Your weight loss should be slow and steady no more than two pounds a week. It is more desirable to lose about one pound a week. Losing weight at this slow rate will make the weight loss more permanent and keep your body from going into starvation mod. Starvation mode will stop your weight loss and cause you to gain weight even though you are eating very little.

Here is an example:

150lbs/2.2 = 68.18kg (kilograms)

68.18×30 =2045.45 calories to stay at this weight

2045.45-500=1545.45 calories

Round the number you get to 1546 so about 1600 calories for this person to lose weight.

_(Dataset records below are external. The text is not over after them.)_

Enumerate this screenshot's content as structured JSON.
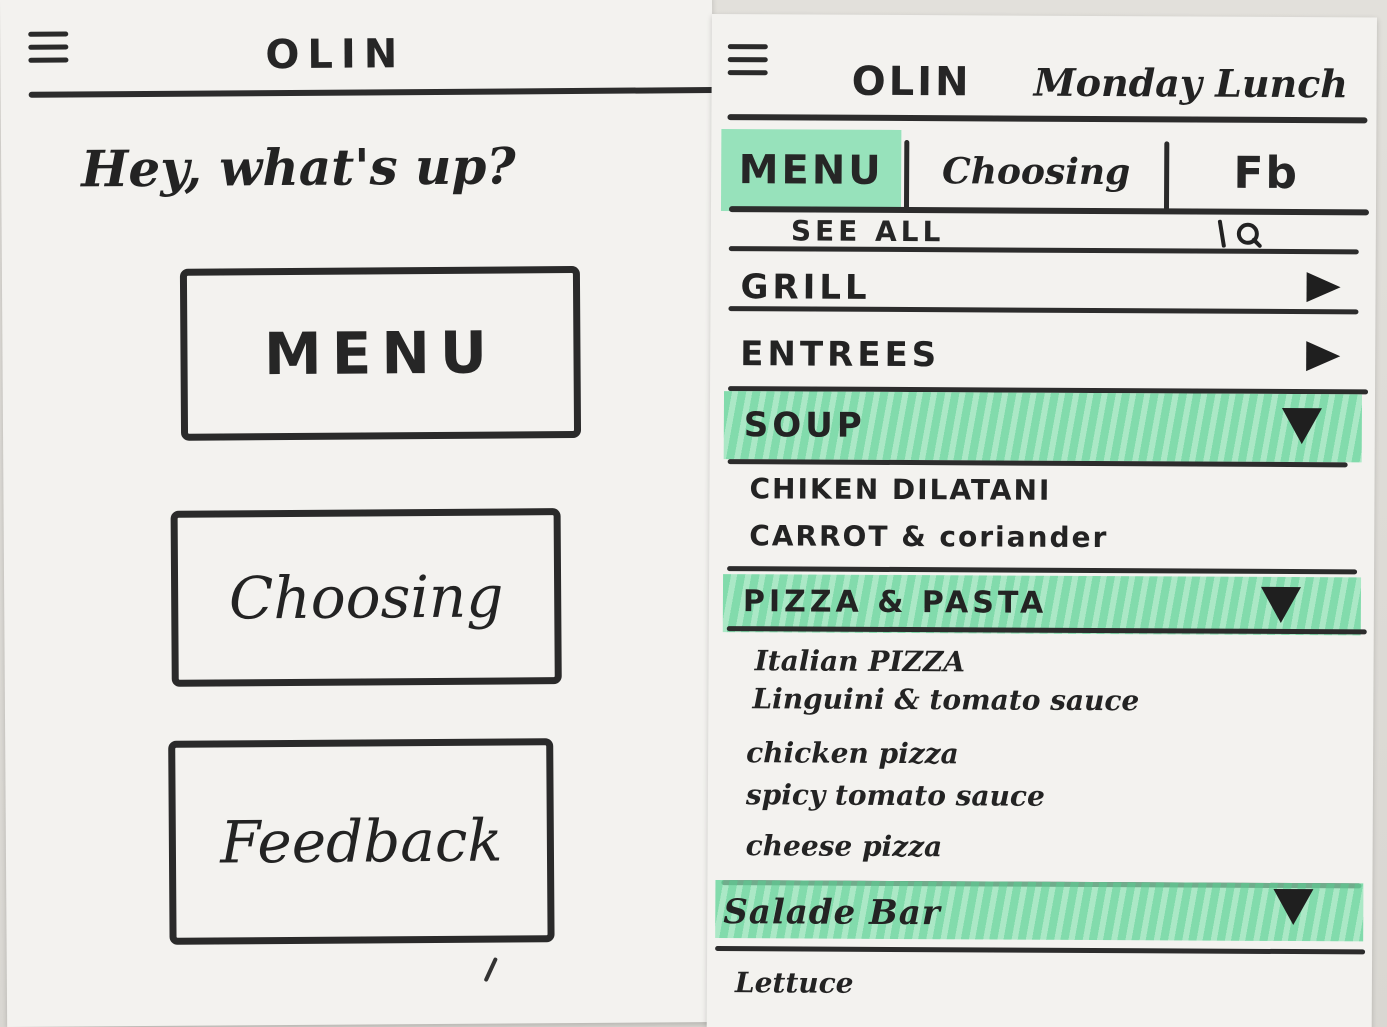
{
  "left_screen": {
    "app_title": "OLIN",
    "greeting": "Hey, what's up?",
    "buttons": {
      "menu": "MENU",
      "choosing": "Choosing",
      "feedback": "Feedback"
    },
    "icons": {
      "menu_icon": "hamburger-icon"
    }
  },
  "right_screen": {
    "app_title": "OLIN",
    "subtitle": "Monday Lunch",
    "tabs": [
      {
        "label": "MENU",
        "active": true
      },
      {
        "label": "Choosing",
        "active": false
      },
      {
        "label": "Fb",
        "active": false
      }
    ],
    "see_all": "SEE ALL",
    "search_icon": "search-icon",
    "categories": [
      {
        "label": "GRILL",
        "expanded": false,
        "items": []
      },
      {
        "label": "ENTREES",
        "expanded": false,
        "items": []
      },
      {
        "label": "SOUP",
        "expanded": true,
        "items": [
          "CHIKEN DILATANI",
          "CARROT & coriander"
        ]
      },
      {
        "label": "PIZZA & PASTA",
        "expanded": true,
        "items": [
          "Italian PIZZA",
          "Linguini & tomato sauce",
          "chicken pizza",
          "spicy tomato sauce",
          "cheese pizza"
        ]
      },
      {
        "label": "Salade Bar",
        "expanded": true,
        "items": [
          "Lettuce"
        ]
      }
    ],
    "colors": {
      "highlight": "#6ed7a0",
      "ink": "#2a2a2a",
      "paper": "#f3f2ef"
    }
  }
}
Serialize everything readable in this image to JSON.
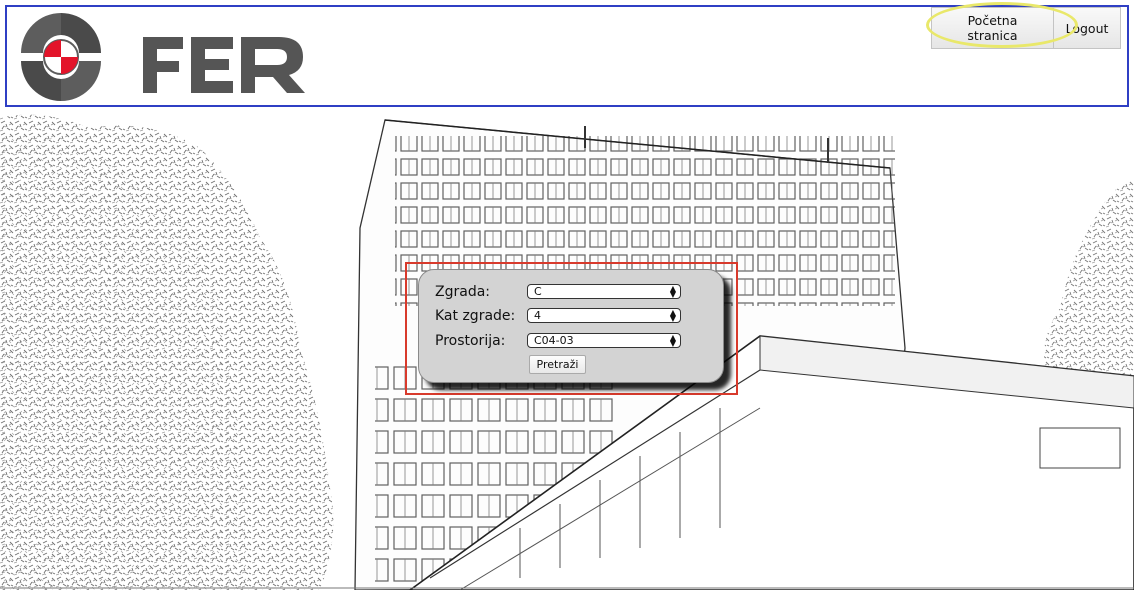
{
  "header": {
    "logo_alt": "FER",
    "home_label": "Početna stranica",
    "logout_label": "Logout"
  },
  "form": {
    "building": {
      "label": "Zgrada:",
      "value": "C"
    },
    "floor": {
      "label": "Kat zgrade:",
      "value": "4"
    },
    "room": {
      "label": "Prostorija:",
      "value": "C04-03"
    },
    "search_label": "Pretraži"
  },
  "colors": {
    "header_border": "#2f3fc4",
    "panel_highlight": "#d83a2c",
    "button_highlight": "#e9e86a",
    "logo_red": "#e3142a",
    "logo_gray": "#5d5d5d"
  }
}
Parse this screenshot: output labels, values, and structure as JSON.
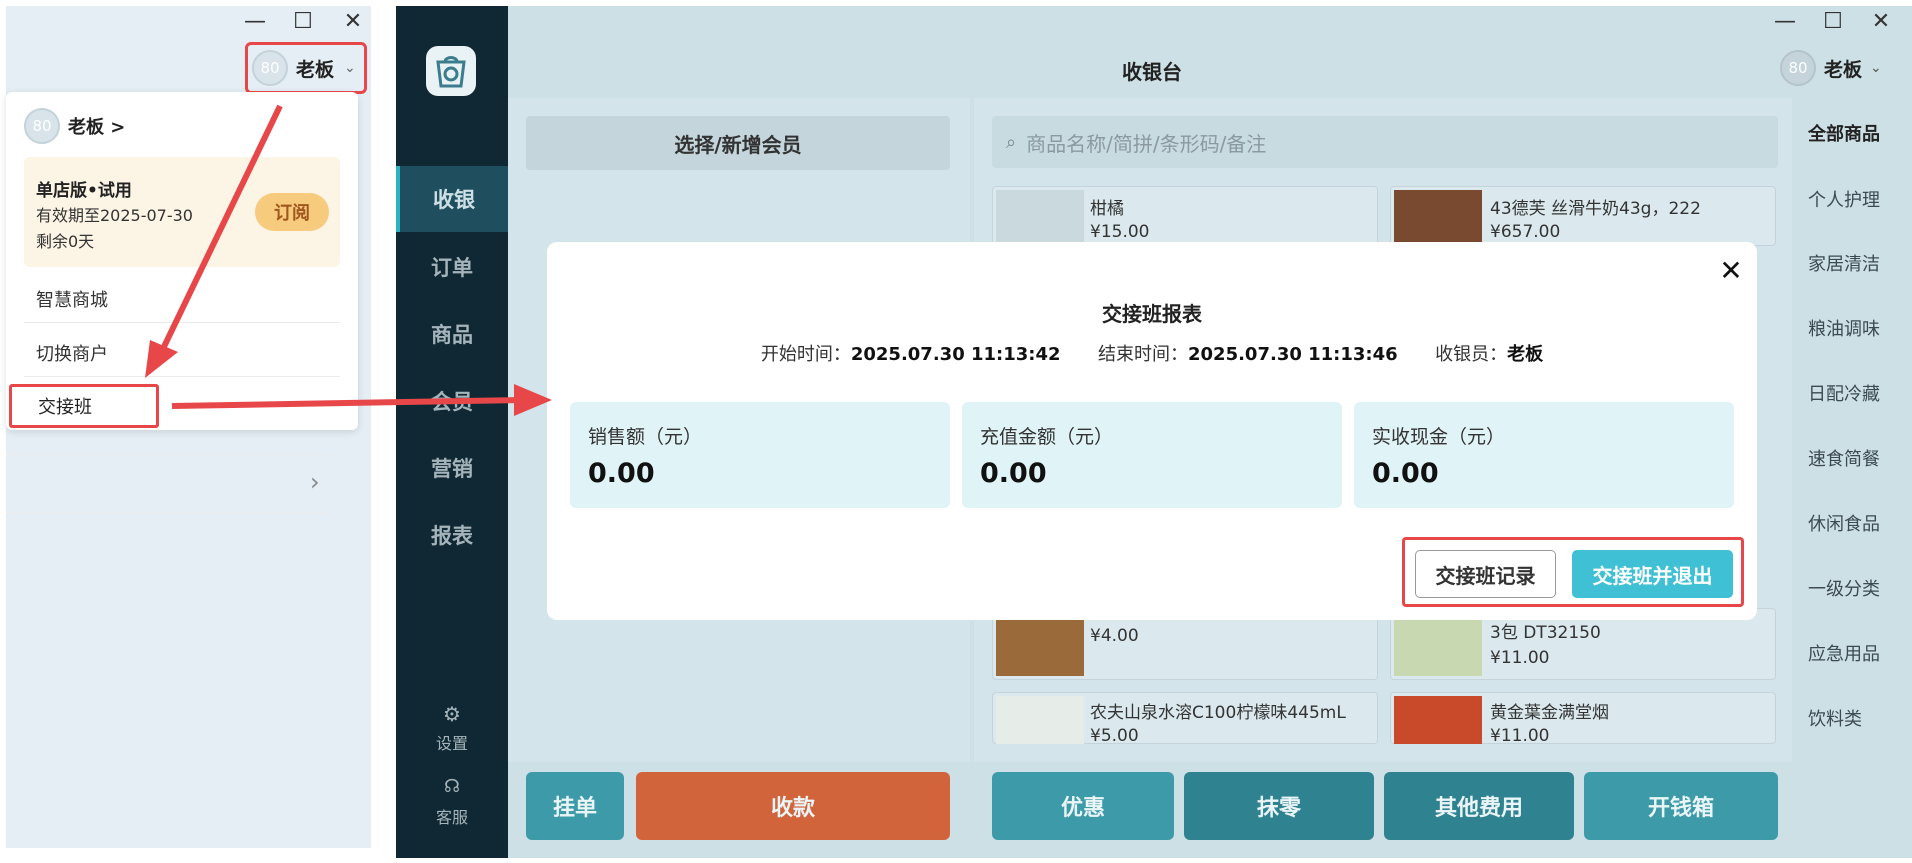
{
  "left_window": {
    "window_controls": {
      "minimize": "—",
      "maximize": "☐",
      "close": "✕"
    },
    "user": {
      "avatar_text": "80",
      "name": "老板"
    },
    "dropdown": {
      "head_avatar_text": "80",
      "head_name": "老板 >",
      "trial": {
        "title": "单店版•试用",
        "valid_until": "有效期至2025-07-30",
        "remaining": "剩余0天",
        "subscribe_label": "订阅"
      },
      "items": [
        "智慧商城",
        "切换商户",
        "交接班"
      ],
      "list_chevron": "›"
    }
  },
  "app": {
    "window_controls": {
      "minimize": "—",
      "maximize": "☐",
      "close": "✕"
    },
    "title": "收银台",
    "user": {
      "avatar_text": "80",
      "name": "老板"
    },
    "sidebar": {
      "items": [
        "收银",
        "订单",
        "商品",
        "会员",
        "营销",
        "报表"
      ],
      "active": "收银",
      "settings_label": "设置",
      "service_label": "客服"
    },
    "member_button": "选择/新增会员",
    "search_placeholder": "商品名称/简拼/条形码/备注",
    "products": [
      {
        "name": "柑橘",
        "price": "¥15.00"
      },
      {
        "name": "43德芙 丝滑牛奶43g，222",
        "price": "¥657.00"
      },
      {
        "name": "",
        "price": "¥4.00"
      },
      {
        "name": "3包 DT32150",
        "price": "¥11.00"
      },
      {
        "name": "农夫山泉水溶C100柠檬味445mL",
        "price": "¥5.00"
      },
      {
        "name": "黄金葉金满堂烟",
        "price": "¥11.00"
      }
    ],
    "categories": [
      "全部商品",
      "个人护理",
      "家居清洁",
      "粮油调味",
      "日配冷藏",
      "速食简餐",
      "休闲食品",
      "一级分类",
      "应急用品",
      "饮料类"
    ],
    "bottom_buttons": {
      "hold": "挂单",
      "checkout": "收款",
      "discount": "优惠",
      "round": "抹零",
      "other_fees": "其他费用",
      "open_drawer": "开钱箱"
    }
  },
  "dialog": {
    "title": "交接班报表",
    "start_label": "开始时间：",
    "start_value": "2025.07.30 11:13:42",
    "end_label": "结束时间：",
    "end_value": "2025.07.30 11:13:46",
    "cashier_label": "收银员：",
    "cashier_value": "老板",
    "stats": [
      {
        "label": "销售额（元）",
        "value": "0.00"
      },
      {
        "label": "充值金额（元）",
        "value": "0.00"
      },
      {
        "label": "实收现金（元）",
        "value": "0.00"
      }
    ],
    "records_button": "交接班记录",
    "handover_exit_button": "交接班并退出",
    "close_icon": "✕"
  },
  "colors": {
    "annotation_red": "#e8474a",
    "sidebar_dark": "#102833",
    "primary_button": "#3fc0d4",
    "checkout_orange": "#e0602a",
    "teal_button": "#2b8f9e"
  }
}
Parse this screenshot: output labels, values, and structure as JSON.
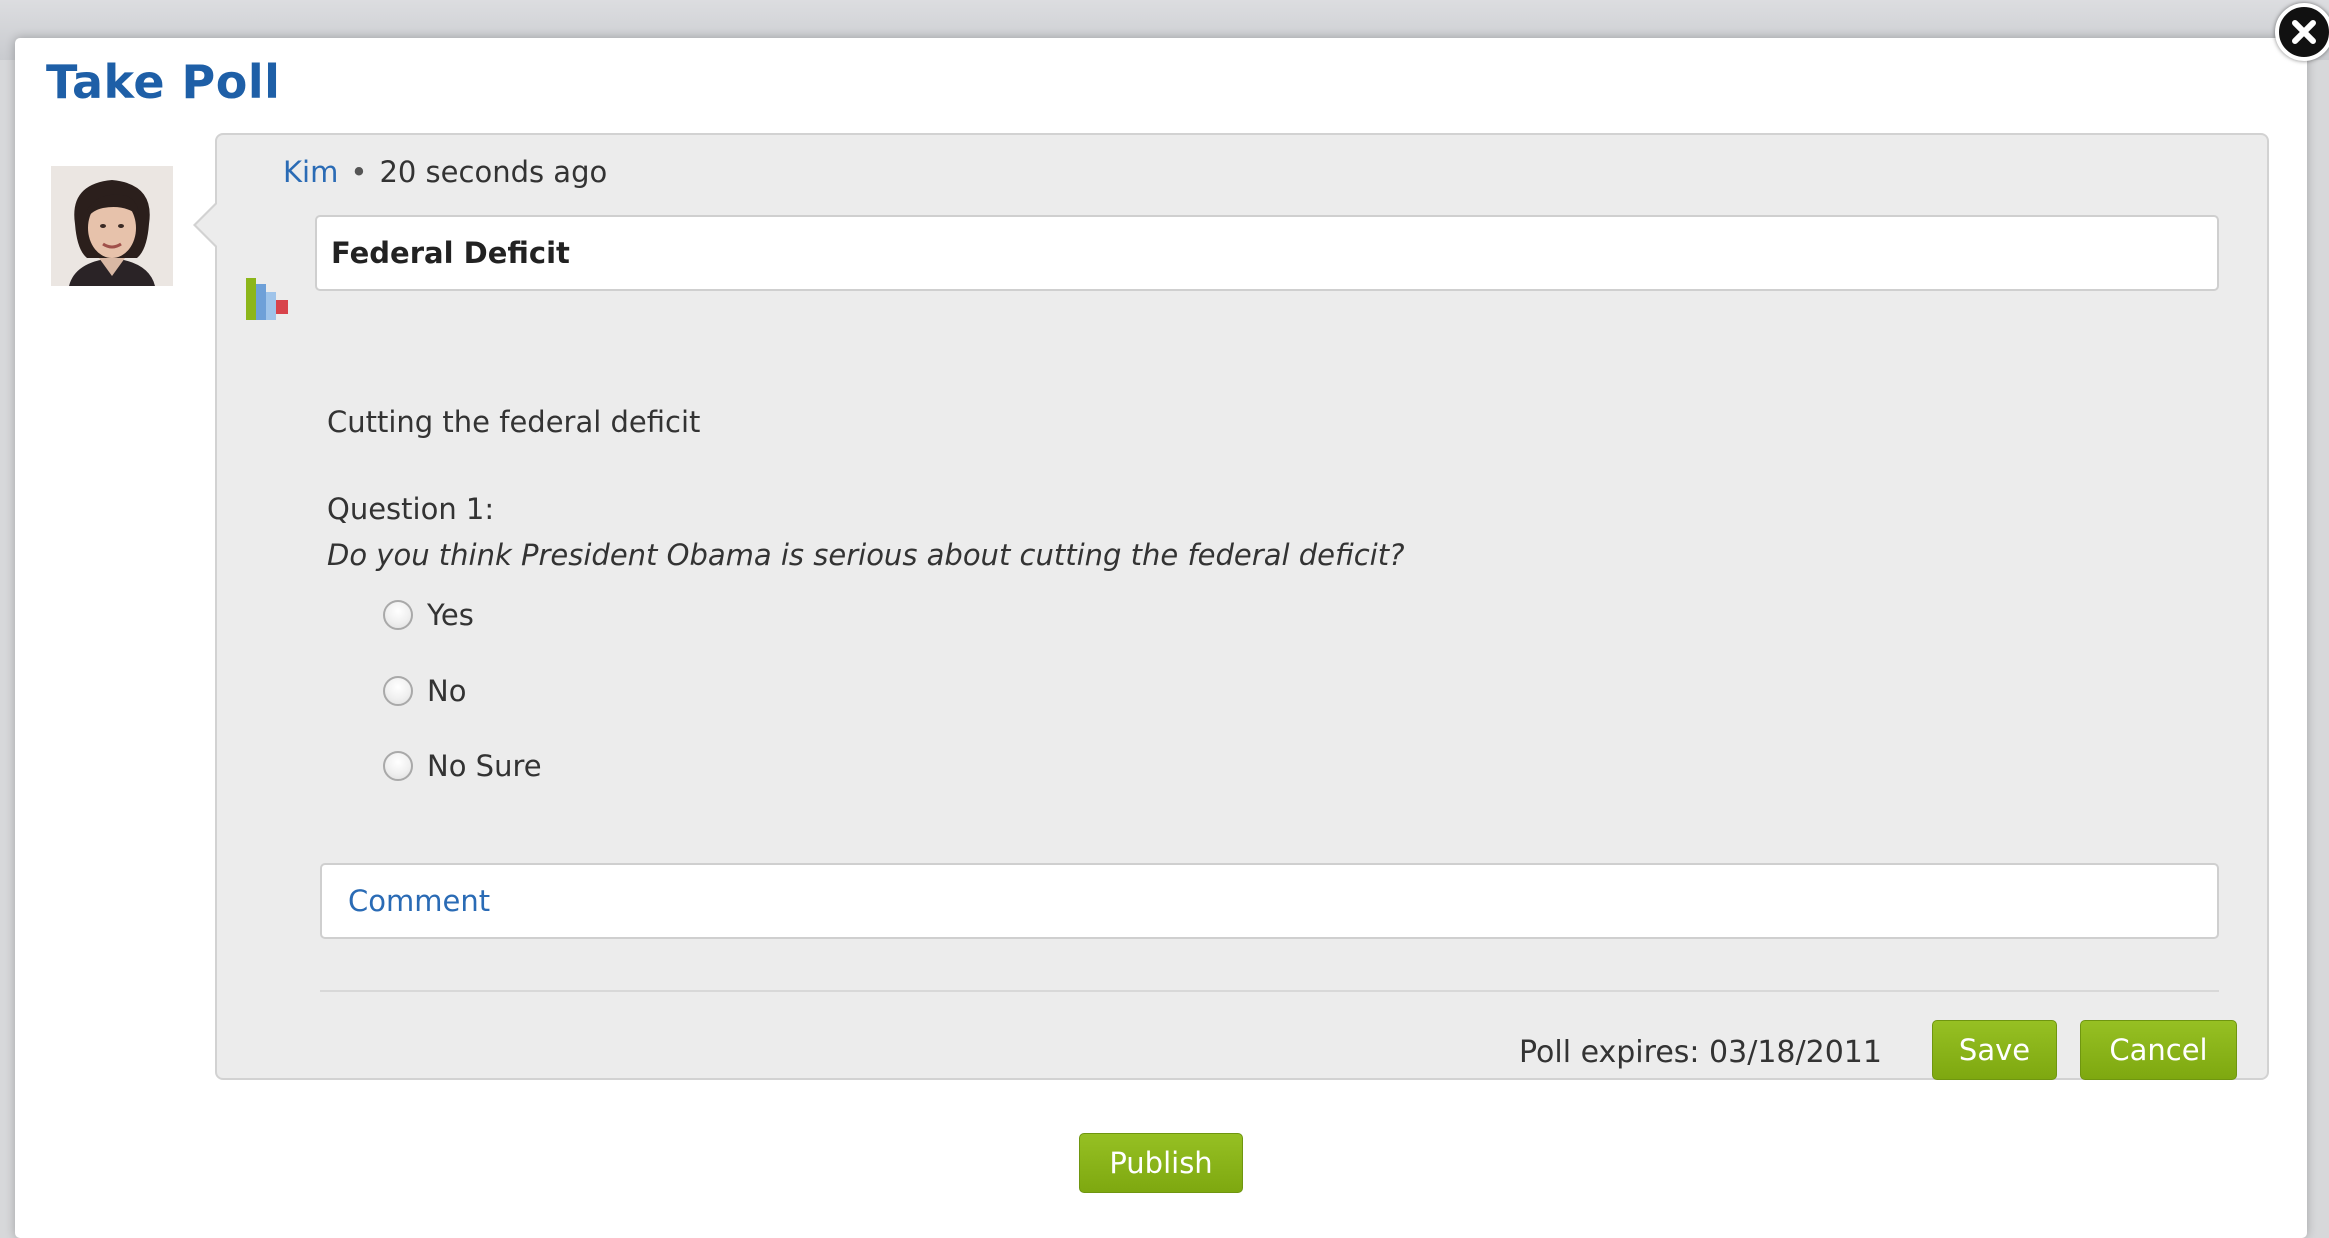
{
  "dialog": {
    "title": "Take Poll"
  },
  "post": {
    "author": "Kim",
    "separator": "•",
    "timestamp": "20 seconds ago",
    "avatar_alt": "Kim avatar"
  },
  "poll": {
    "title": "Federal Deficit",
    "description": "Cutting the federal deficit",
    "question_label": "Question 1:",
    "question_text": "Do you think President Obama is serious about cutting the federal deficit?",
    "options": [
      {
        "label": "Yes",
        "selected": false
      },
      {
        "label": "No",
        "selected": false
      },
      {
        "label": "No Sure",
        "selected": false
      }
    ],
    "comment_placeholder": "Comment",
    "expires_text": "Poll expires: 03/18/2011"
  },
  "buttons": {
    "save": "Save",
    "cancel": "Cancel",
    "publish": "Publish"
  },
  "icons": {
    "close": "close-icon",
    "poll": "poll-chart-icon"
  },
  "colors": {
    "accent_blue": "#1e5fa7",
    "button_green": "#8cb61a",
    "card_bg": "#ececec"
  }
}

This final number is the calories you need to eat for weight loss. When picking out food you need to keep in mind this calorie amount. Now that you know this calorie goal, food selection and meal planning is a very important component of your new diet plan. Since you are eating less, you want to be sure to get enough nutrient dense foods in your new diet. You will want to avoid take-out food and other fast food items. These foods are filled with empty calories and these calories can add up quickly. Choose from a wide variety of fruits, vegetables and whole grain breads and cereals. Aim to incorporate lean meats and poultry, low fat dairy products and tiny amounts of heart health mono and poly unsaturated fats. These are the main components of a nutrient rich diet. Planning meals for the week can also help keep you on track. If you wait until the last minute to plan your meals you are more likely to buy high calorie fast food.

Brian Singleton a retired news editor and tech enthusiast. He shares a deep love for science and technology and wishes to connect with others through this his content.